Ce fut le cas après chacun de ces responsables de transition :
Ertha P. Trouillot, Joseph Nerette, Marc Bazin, Emile Jonassaint, Bonniface Alexandre et Jocelerme Privert. Jamais nous ne sommes donnés le temps nécessaire pour faire les lois d’accompagnement devant consolider les acquis de la nouvelle Constitution.
Chaque fois nous avons pensé qu’il revenait à un homme (je dis bien un homme) de nous remettre sur la voie du développement et de la démocratie. Les résultats sont là.
Chaque fois nous avons du recommencer en pleine instabilité avec des élections souvent contestées et des programmes ne répondant pas aux vraies aspirations populaires.
Nous ne pouvons pas après chaque élection recommencer à zéro.
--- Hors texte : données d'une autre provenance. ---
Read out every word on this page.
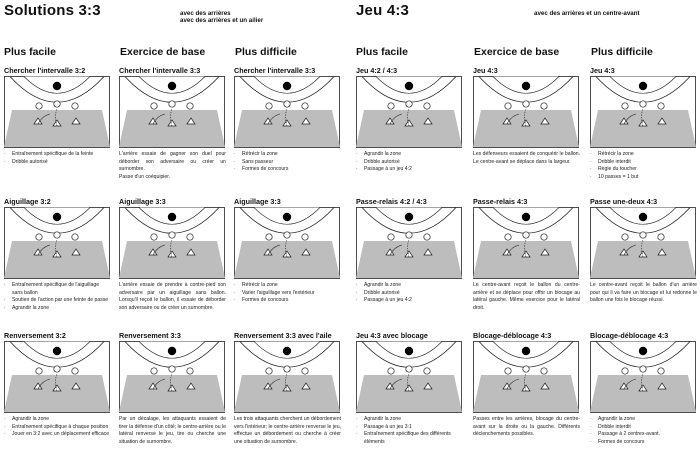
Solutions 3:3	avec des arrières
avec des arrières et un ailier
Jeu 4:3	avec des arrières et un centre-avant
Plus facile	Exercice de base	Plus difficile	Plus facile	Exercice de base	Plus difficile
Chercher l'intervalle 3:2
· Entraînement spécifique de la feinte
· Dribble autorisé
Chercher l'intervalle 3:3
L'arrière essaie de gagner son duel pour déborder son adversaire ou créer un surnombre.
Passe d'un coéquipier.
Chercher l'intervalle 3:3
· Rétrécir la zone
· Sans passeur
· Formes de concours
Jeu 4:2 / 4:3
· Agrandir la zone
· Dribble autorisé
· Passage à un jeu 4:2
Jeu 4:3
Les défenseurs essaient de conquérir le ballon. Le centre-avant se déplace dans la largeur.
Jeu 4:3
· Rétrécir la zone
· Dribble interdit
· Règle du toucher
· 10 passes = 1 but
Aiguillage 3:2
· Entraînement spécifique de l'aiguillage sans ballon
· Soutien de l'action par une feinte de passe
· Agrandir la zone
Aiguillage 3:3
L'arrière essaie de prendre à contre-pied son adversaire par un aiguillage sans ballon. Lorsqu'il reçoit le ballon, il essaie de déborder son adversaire ou de créer un surnombre.
Aiguillage 3:3
· Rétrécir la zone
· Varier l'aiguillage vers l'extérieur
· Formes de concours
Passe-relais 4:2 / 4:3
· Agrandir la zone
· Dribble autorisé
· Passage à un jeu 4:2
Passe-relais 4:3
Le centre-avant reçoit le ballon du centre-arrière et se déplace pour offrir un blocage au latéral gauche. Même exercice pour le latéral droit.
Passe une-deux 4:3
Le centre-avant reçoit le ballon d'un arrière pour qui il va faire un blocage et lui redonne le ballon une fois le blocage réussi.
Renversement 3:2
· Agrandir la zone
· Entraînement spécifique à chaque position
· Jouer en 3:2 avec un déplacement efficace
Renversement 3:3
Par un décalage, les attaquants essaient de tirer la défense d'un côté; le centre-arrière ou le latéral renverse le jeu, tire ou cherche une situation de surnombre.
Renversement 3:3 avec l'aile
Les trois attaquants cherchent un débordement vers l'intérieur; le centre-arrière renverse le jeu, effectue un débordement ou cherche à créer une situation de surnombre.
Jeu 4:3 avec blocage
· Agrandir la zone
· Passage à un jeu 3:1
· Entraînement spécifique des différents éléments
Blocage-déblocage 4:3
Passes entre les arrières, blocage du centre-avant sur la droite ou la gauche. Différents déclenchements possibles.
Blocage-déblocage 4:3
· Agrandir la zone
· Dribble interdit
· Passage à 2 centres-avant.
· Formes de concours
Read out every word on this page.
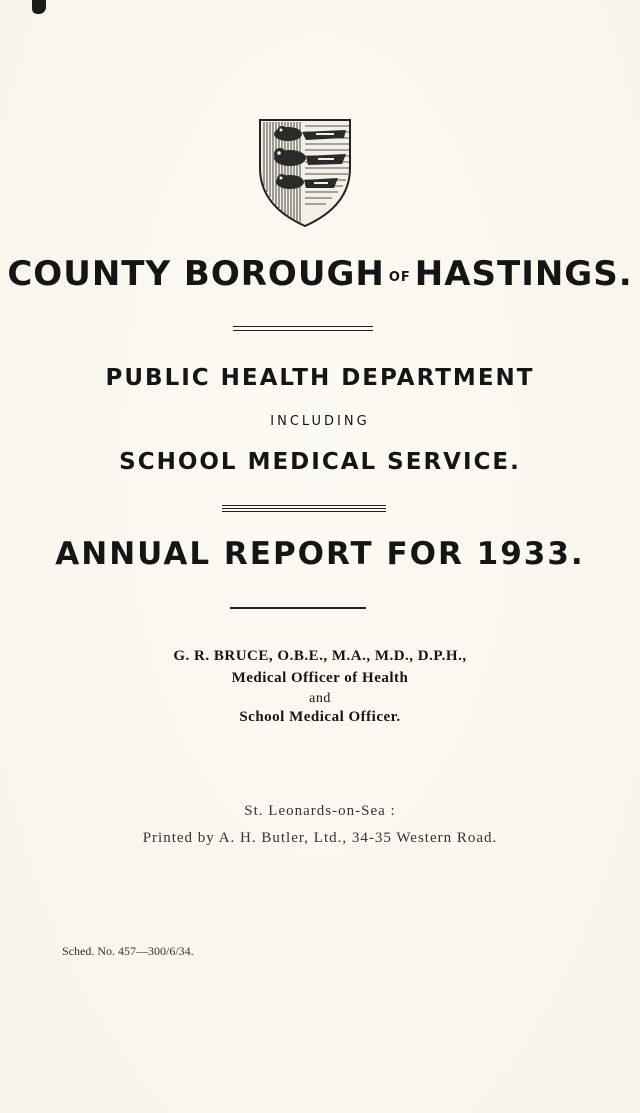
COUNTY BOROUGH OF HASTINGS.
PUBLIC HEALTH DEPARTMENT
INCLUDING
SCHOOL MEDICAL SERVICE.
ANNUAL REPORT FOR 1933.
G. R. BRUCE, O.B.E., M.A., M.D., D.P.H.,
Medical Officer of Health
and
School Medical Officer.
St. Leonards-on-Sea :
Printed by A. H. Butler, Ltd., 34-35 Western Road.
Sched. No. 457—300/6/34.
Haiti ne doit plus être le terrain d’expérimentation d’apprentis leaders. Nous devons parvenir a créer ensemble un programme de développement économique sur le long terme. Nous devons nous entendre sur des règles du jeu démocratique que veut soutenir la majorité populaire par référendum. Aucun homme ne peut prétendre être un fini konen et vouloir imposer ses vues. Nous devons impliquer la grande majorité dans nos décisions. Seule une conférence nationale souveraine peut soumettre ses résolutions au peuple pour être approuvées par voie référendaire.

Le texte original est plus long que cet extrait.